The emerging technologies positively disrupt the existing order, are attractive to investors and researchers, and expect to achieve considerable scale within the coming five years.
These are the top 10 emerging technologies for 2019:
Bioplastics for a circular economy
Less than 15% of the world’s plastic is recycled, with the rest incinerated, abandoned or sent to landfill. Biodegradable plastic offers a solution but lacks the strength of conventional materials. A breakthrough idea promotes the circular economy by using cellulose or lignin from plant waste, which increases material strength without using crops that could otherwise be used for food.
Today’s robots can recognise voices, faces and emotions, interpret speech patterns and gestures, and even make eye contact. Droid friends and assistants are becoming part of everyday life and are being used increasingly to care of the elderly, educate children and undertake all sorts of tasks in between.
Making the lenses used by mobile phones, computers and other electronic devices smaller has been beyond the capabilities of traditional glass cutting and glass curving techniques.
But advances in physics have led to miniaturised, lighter alternatives to established lenses, called metalenses. These tiny, thin, flat lenses could replace existing bulky glass lenses and allow further miniaturisation in sensors and medical imaging devices.
Disordered proteins as drug targets
“Intrinsically disordered proteins” are proteins that can cause cancer and other diseases. Unlike conventional proteins, they lack a rigid structure so change shape, making them difficult to treat.
Now scientists have found a way to prevent their shape-shifting long enough for treatment to take effect, offering new possibilities for patients.
Recent improvements in fertilisers have focused on their ability to slowly release nutrients when needed. However, they still contain ammonia, urea and potash which damage the environment.
New fertilisers use more ecologically friendly sources of nitrogen, and microorganisms that improve take-up by plants.

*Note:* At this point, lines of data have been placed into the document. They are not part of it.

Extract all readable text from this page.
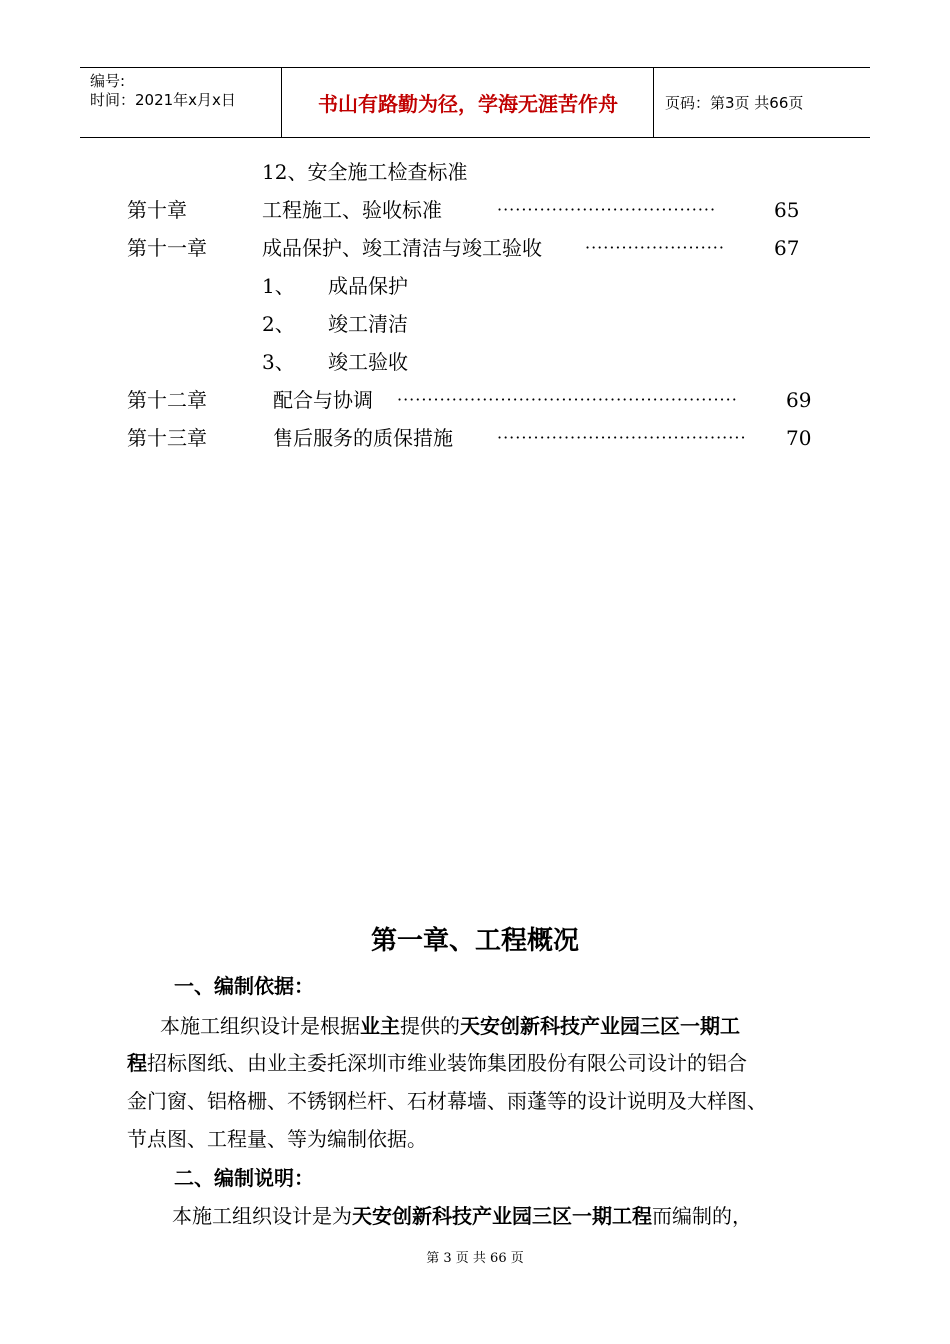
编号:
时间：2021年x月x日	书山有路勤为径，学海无涯苦作舟	页码：第3页 共66页
12、安全施工检查标准
第十章	工程施工、验收标准	····································	65
第十一章	成品保护、竣工清洁与竣工验收	·······················	67
1、 成品保护
2、 竣工清洁
3、 竣工验收
第十二章	配合与协调 ························································	69
第十三章	售后服务的质保措施	·········································	70
第一章、工程概况
一、编制依据：
本施工组织设计是根据业主提供的天安创新科技产业园三区一期工
程招标图纸、由业主委托深圳市维业装饰集团股份有限公司设计的铝合
金门窗、铝格栅、不锈钢栏杆、石材幕墙、雨蓬等的设计说明及大样图、
节点图、工程量、等为编制依据。
二、编制说明：
本施工组织设计是为天安创新科技产业园三区一期工程而编制的，
第 3 页 共 66 页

Imagine a video conference where you not only feel like you’re in the same room as the other attendees, you can actually feel one another’s touch. A mix of Augmented Reality (AR), Virtual Reality (AR), 5G networks and advanced sensors, mean business people in different locations can physically exchange handshakes, and medical practitioners are able to work remotely with patients as though they are in the same room.

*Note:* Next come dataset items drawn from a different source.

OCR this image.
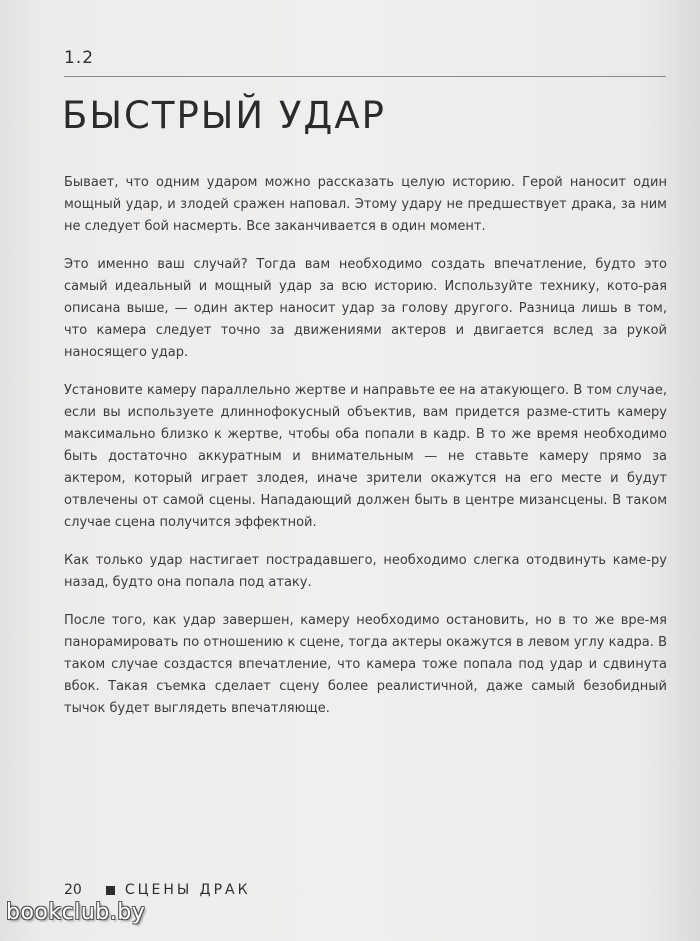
1.2
БЫСТРЫЙ УДАР

Бывает, что одним ударом можно рассказать целую историю. Герой наносит один мощный удар, и злодей сражен наповал. Этому удару не предшествует драка, за ним не следует бой насмерть. Все заканчивается в один момент.

Это именно ваш случай? Тогда вам необходимо создать впечатление, будто это самый идеальный и мощный удар за всю историю. Используйте технику, кото-рая описана выше, — один актер наносит удар за голову другого. Разница лишь в том, что камера следует точно за движениями актеров и двигается вслед за рукой наносящего удар.

Установите камеру параллельно жертве и направьте ее на атакующего. В том случае, если вы используете длиннофокусный объектив, вам придется разме-стить камеру максимально близко к жертве, чтобы оба попали в кадр. В то же время необходимо быть достаточно аккуратным и внимательным — не ставьте камеру прямо за актером, который играет злодея, иначе зрители окажутся на его месте и будут отвлечены от самой сцены. Нападающий должен быть в центре мизансцены. В таком случае сцена получится эффектной.

Как только удар настигает пострадавшего, необходимо слегка отодвинуть каме-ру назад, будто она попала под атаку.

После того, как удар завершен, камеру необходимо остановить, но в то же вре-мя панорамировать по отношению к сцене, тогда актеры окажутся в левом углу кадра. В таком случае создастся впечатление, что камера тоже попала под удар и сдвинута вбок. Такая съемка сделает сцену более реалистичной, даже самый безобидный тычок будет выглядеть впечатляюще.

20	СЦЕНЫ ДРАК
bookclub.by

Advanced food tracking and packaging
About 600 million people eat contaminated food each year and it’s essential to locate the source of an outbreak immediately.
What used to take days or even weeks to trace can now be tracked in minutes, using blockchain technology to monitor every step of a food item’s progress through the supply chain.
Meanwhile, sensors in packaging can indicate when food is about to spoil, reducing the need to waste whole batches once an expiry date is reached.
Safer nuclear reactors
Although nuclear power emits no carbon dioxide, reactors come with a safety risk that fuel rods can overheat and, when mixed with water, produce hydrogen, which can then explode.
But new fuels are emerging that are much less likely to overheat, and if they do, will produce little or no hydrogen. These new configurations can replace existing fuel rods with little modification.
DNA data storage
Our data storage systems use a lot of energy and can’t keep up with the vast – and ever-increasing – quantities of data we produce. In less than a century they are set to reach capacity.
But breakthrough research is using DNA-based data storage, as a low-energy alternative to computer hard drives, with huge capacity: One estimate suggests all the world’s data for a year could be stored on a cube of DNA measuring just a square metre.
Utility-scale storage of renewable energy
But storing energy generated by renewables for when there is no sun or wind has been a barrier to increased take-up.
Lithium-ion batteries are set to dominate storage technology over the coming decade, and continuing advances should result in batteries that can store up to eight hours of energy – long enough to allow solar-generated power to meet peak evening demand.